De nombreuses questions entourant la légalisation du cannabis demeurent sans réponse

Cette semaine, le cannabis à usage récréatif est devenu légal au Canada, et bien qu’il s’agisse d’un moment attendu depuis longtemps par de nombreux militants, il reste plusieurs problèmes connexes qui préoccuperont les législateurs, les forces de l’ordre, les tribunaux et les citoyens pendant un certain temps encore. Le cannabis, comme l’alcool, sera réglementé par les provinces, qui devront fixer les modalités liées à sa consommation, comme l’âge, la disponibilité et les taxes. Bien que les Canadiens ne soient pas tous à l’aise avec l’usage récréatif du cannabis, il est indéniable que des gens en consommaient bien avant qu’on ne mette un terme à son interdiction.

Lorsque le gouvernement a été élu en faisant campagne de légaliser le cannabis, les néo-démocrates ont abordé la nouvelle législature avec la ferme intention de faire effacer le casier judiciaire des personnes condamnées pour possession simple. Il est ridicule qu’un grand nombre de personnes aient un casier judiciaire pour des actes qui étaient répréhensibles au moment des faits, mais qui étaient sur le point de devenir légaux. Malgré tous les efforts des législateurs et des militants, le gouvernement s’est montré intransigeant et n’a donné aucun signe qu’il entreprendrait cette démarche logique.
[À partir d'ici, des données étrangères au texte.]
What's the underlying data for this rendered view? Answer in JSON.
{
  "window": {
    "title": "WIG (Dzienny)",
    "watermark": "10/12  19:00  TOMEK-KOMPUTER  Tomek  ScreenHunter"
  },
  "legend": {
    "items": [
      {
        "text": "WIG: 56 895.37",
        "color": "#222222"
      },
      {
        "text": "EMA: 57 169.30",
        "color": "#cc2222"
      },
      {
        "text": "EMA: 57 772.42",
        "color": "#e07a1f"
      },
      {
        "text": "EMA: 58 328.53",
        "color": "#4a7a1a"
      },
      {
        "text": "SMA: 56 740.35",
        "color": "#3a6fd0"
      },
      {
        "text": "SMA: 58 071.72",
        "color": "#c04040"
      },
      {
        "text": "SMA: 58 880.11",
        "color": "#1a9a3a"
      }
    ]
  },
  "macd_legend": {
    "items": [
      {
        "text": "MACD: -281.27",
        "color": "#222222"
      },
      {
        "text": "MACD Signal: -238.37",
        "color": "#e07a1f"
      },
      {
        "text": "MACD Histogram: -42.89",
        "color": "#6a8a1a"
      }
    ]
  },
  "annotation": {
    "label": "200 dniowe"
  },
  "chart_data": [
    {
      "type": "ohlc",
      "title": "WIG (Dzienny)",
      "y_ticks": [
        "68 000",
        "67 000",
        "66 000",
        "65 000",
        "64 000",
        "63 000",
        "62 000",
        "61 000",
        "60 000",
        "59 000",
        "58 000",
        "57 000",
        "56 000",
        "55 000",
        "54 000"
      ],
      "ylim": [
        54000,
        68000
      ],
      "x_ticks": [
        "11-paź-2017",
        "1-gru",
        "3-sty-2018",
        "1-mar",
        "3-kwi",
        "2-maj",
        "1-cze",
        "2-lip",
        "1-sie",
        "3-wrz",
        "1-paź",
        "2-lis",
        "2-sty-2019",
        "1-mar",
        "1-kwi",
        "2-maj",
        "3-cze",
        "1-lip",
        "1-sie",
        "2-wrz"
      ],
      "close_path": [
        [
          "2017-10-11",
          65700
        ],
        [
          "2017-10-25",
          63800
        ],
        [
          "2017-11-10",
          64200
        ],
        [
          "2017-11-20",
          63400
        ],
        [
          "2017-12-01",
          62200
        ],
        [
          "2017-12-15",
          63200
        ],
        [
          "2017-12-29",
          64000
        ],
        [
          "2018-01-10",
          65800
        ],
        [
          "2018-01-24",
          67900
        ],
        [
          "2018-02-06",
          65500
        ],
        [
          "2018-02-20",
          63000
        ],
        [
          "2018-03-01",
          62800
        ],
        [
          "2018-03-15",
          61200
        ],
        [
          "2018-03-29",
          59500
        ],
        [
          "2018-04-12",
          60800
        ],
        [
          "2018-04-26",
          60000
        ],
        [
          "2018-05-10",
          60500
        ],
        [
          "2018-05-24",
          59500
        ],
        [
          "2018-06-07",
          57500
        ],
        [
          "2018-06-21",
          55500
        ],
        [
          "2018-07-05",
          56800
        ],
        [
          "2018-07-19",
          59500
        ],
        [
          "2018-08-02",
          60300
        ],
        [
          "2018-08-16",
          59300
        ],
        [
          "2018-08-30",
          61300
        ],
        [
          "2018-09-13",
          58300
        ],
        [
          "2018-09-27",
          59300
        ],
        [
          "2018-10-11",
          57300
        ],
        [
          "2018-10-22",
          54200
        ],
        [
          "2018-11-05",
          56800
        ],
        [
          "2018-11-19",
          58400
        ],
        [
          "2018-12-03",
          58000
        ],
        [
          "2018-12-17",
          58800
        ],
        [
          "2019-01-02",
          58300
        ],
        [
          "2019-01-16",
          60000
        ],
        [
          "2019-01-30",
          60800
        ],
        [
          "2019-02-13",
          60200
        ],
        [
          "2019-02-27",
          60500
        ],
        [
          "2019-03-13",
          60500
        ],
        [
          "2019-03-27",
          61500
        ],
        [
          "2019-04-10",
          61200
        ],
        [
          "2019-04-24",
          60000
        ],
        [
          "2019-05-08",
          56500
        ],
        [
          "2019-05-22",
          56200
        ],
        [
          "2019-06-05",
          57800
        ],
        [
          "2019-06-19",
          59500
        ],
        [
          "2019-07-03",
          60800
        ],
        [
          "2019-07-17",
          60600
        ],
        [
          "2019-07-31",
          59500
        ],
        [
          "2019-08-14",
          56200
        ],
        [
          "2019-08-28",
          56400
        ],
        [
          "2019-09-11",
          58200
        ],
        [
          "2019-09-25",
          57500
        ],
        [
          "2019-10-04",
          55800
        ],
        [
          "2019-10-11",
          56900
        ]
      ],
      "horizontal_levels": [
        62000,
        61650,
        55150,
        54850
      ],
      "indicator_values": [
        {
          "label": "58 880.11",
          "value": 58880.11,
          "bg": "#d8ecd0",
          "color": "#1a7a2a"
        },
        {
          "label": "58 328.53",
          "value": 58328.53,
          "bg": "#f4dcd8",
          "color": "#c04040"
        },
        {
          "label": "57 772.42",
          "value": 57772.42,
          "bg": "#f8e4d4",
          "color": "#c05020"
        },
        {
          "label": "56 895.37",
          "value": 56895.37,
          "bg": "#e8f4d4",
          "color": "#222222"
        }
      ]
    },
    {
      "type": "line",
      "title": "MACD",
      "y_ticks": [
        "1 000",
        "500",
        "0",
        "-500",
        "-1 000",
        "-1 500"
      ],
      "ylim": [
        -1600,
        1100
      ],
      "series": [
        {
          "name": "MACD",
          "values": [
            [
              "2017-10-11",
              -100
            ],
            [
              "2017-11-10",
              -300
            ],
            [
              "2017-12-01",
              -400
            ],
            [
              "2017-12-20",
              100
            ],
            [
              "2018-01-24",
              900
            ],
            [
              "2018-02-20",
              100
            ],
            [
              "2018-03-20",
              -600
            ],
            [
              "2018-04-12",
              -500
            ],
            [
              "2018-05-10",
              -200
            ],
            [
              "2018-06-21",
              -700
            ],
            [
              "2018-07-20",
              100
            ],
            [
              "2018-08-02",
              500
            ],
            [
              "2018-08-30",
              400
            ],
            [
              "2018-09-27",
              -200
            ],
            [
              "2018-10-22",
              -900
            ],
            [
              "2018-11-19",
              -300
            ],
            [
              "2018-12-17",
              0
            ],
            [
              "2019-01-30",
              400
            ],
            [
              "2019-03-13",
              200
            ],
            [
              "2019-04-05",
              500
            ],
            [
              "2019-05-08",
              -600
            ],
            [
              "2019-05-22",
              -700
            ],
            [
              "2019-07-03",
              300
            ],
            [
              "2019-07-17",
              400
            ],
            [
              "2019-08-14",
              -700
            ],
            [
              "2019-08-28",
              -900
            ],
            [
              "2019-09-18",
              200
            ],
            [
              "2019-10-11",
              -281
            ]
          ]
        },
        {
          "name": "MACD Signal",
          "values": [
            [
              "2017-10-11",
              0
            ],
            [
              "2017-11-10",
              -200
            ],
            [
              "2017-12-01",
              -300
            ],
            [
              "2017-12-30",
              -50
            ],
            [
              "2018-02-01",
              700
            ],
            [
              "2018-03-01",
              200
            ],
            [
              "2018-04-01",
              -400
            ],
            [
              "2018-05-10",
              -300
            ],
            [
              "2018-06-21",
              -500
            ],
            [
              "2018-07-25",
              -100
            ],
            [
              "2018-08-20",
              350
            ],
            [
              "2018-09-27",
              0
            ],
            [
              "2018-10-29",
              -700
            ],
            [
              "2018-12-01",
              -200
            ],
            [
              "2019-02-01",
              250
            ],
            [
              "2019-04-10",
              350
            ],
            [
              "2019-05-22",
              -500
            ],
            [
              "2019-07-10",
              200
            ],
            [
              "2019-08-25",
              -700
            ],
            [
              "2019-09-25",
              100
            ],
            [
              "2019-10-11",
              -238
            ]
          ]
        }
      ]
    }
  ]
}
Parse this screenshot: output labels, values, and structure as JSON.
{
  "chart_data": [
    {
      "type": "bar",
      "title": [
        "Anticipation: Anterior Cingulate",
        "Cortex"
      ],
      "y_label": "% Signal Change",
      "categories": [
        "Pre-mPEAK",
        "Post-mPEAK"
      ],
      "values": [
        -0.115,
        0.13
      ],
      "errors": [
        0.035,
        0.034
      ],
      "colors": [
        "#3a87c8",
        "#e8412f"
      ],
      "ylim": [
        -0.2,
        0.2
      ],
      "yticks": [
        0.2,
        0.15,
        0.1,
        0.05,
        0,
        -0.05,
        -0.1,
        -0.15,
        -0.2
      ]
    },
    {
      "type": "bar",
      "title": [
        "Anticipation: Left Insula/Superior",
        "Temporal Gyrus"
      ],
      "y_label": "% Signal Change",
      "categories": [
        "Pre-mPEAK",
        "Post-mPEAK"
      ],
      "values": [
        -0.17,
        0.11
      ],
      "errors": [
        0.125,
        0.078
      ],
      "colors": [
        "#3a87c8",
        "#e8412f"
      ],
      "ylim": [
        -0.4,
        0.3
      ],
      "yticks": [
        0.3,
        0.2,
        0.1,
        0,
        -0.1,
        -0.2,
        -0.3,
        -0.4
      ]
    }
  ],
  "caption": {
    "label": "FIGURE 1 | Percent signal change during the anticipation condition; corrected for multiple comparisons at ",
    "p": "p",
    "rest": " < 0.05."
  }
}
Cette semaine, les libéraux se sont adoucis un peu et ont annoncé qu’ils accorderaient le pardon aux Canadiens qui avaient été reconnus coupables de possession simple. Les personnes qui recevront un pardon accueillent peut‑être cette nouvelle avec soulagement, mais au bout du compte, elles auront toujours un casier judiciaire. C’est pourquoi les néo‑démocrates soutiennent que les casiers pour possession doivent être effacés. Une personne qui a été arrêtée en possession d’un joint peut se voir refuser la possibilité d’entraîner des enfants au soccer des dizaines d’années plus tard à cause d’un tel casier.

Or, certaines conséquences sont plus graves. Même avec un pardon, les agents frontaliers américains connaîtront l’existence du casier judiciaire et ils peuvent refuser à quelqu’un l’entrée aux États‑Unis pour cette raison. La situation à la frontière américaine est l’une des grandes variables inconnues de la légalisation, mais les gens doivent être bien conscients que le cannabis demeure illégal aux États‑Unis et que les agents américains éprouveront très peu de compassion envers ceux qui seront pris à transporter de la drogue de l’autre côté de la frontière, même si la quantité est infime ou si cela a été involontaire.

Les policiers joueront eux aussi un rôle important, et ce, parce qu’il demeure illégal de conduire avec des facultés affaiblies par le cannabis. Ce qui a changé, c’est qu’il existe de nouveaux outils pour détecter les conducteurs aux facultés affaiblies et que de nombreux services de police s’en serviront pour rendre nos routes plus sûres. Or, ces outils, comme le nouveau test de salive, coûtent cher et ce ne sont pas tous les services de police qui ont les moyens de se procurer cette technologie émergente. C’est pourquoi les néo‑démocrates demandent au gouvernement de fournir les ressources nécessaires aux provinces et aux municipalités, car ce sont elles qui feront le gros du travail pour faire appliquer un grand nombre de nouveaux règlements.

La vente du cannabis entraînera certes des retombées, mais on ne peut pas considérer celles‑ci comme des rentrées inattendues. Il faudra plutôt investir cet argent dans plusieurs domaines. Comme on l’a déjà dit, le gouvernement fédéral n’aura pas grand‑chose à voir avec l’application des règlements, mais il devrait veiller à la disponibilité des ressources à cet égard. Par ailleurs, il sera maintenant possible d’étudier les effets du cannabis dans l’ensemble d’une population, chose qui était beaucoup plus difficile lorsque cette substance était interdite. L’une des principales questions qui ont été soulevées au cours des débats parlementaires sur la légalisation a été l’insuffisance de données scientifiques sur les effets de cette drogue. Des scientifiques ont affirmé qu’il sera désormais beaucoup plus aisé de mener des études à ce sujet, mais reste à voir si le gouvernement affectera des fonds pour faciliter leur réalisation. Le gouvernement devrait songer au fait que les résultats de ces études renseigneront les Canadiens sur un choix qu’ils peuvent maintenant faire en toute légalité et aideront aussi ceux que cela n’intéresse pas du tout à mieux comprendre les effets du cannabis.